Luke 1:5-13 [14-25] 57-80 John the Baptist’s birth;
Blessed be the God of Israel who has looked favorably on his people.
This is a narrative that should be familiar to Zechariah. He and his wife Elizabeth are both of lineages of the temple and priesthood. Both of them are descended from Aaron, and they are named as righteous before God, living blamelessly. That description echoes that of Job, which should be a warning to those of us who remember how that turned out. Zechariah and Elizabeth are old, they have no children, and Elizabeth is barren. Does any of this sound familiar?

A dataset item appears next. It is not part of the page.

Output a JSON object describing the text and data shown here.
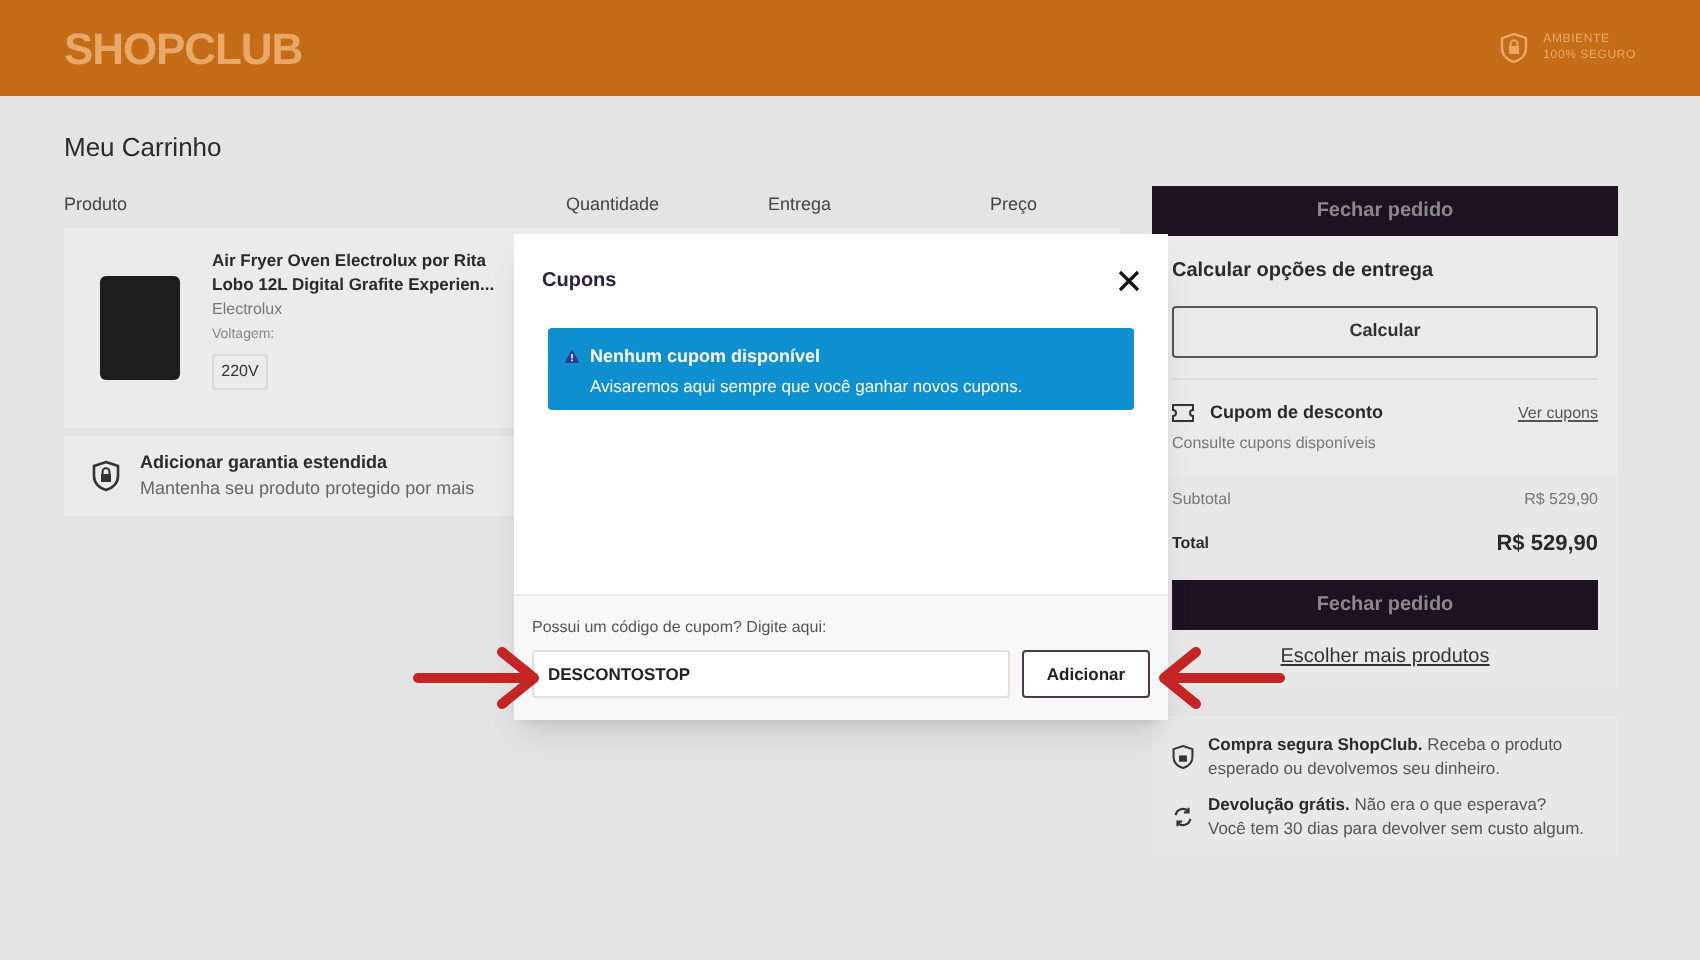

If we go all the way back to Genesis 17, Abram gets this same type of visit, and has the same type of response. As a matter of fact, Abram laughs. (That’s right, Abram laughs in 17, Sarai laughs in 18, but most people only know Sarai’s laughter.) In Genesis, God follows through on the promise, with no real punishment for disbelief. In Luke, Gabriel silences Zechariah for his disbelief.
The promised child is born, Zechariah sings, and the story repeats. The story of the promise of a child that will begin the process of blessing the world, born to unlikely parents, begins again. Zechariah wasn’t ready for God to include him and Elizabeth in the story. Are we? Do we know the story well enough to recognize when God is at work right in front of us?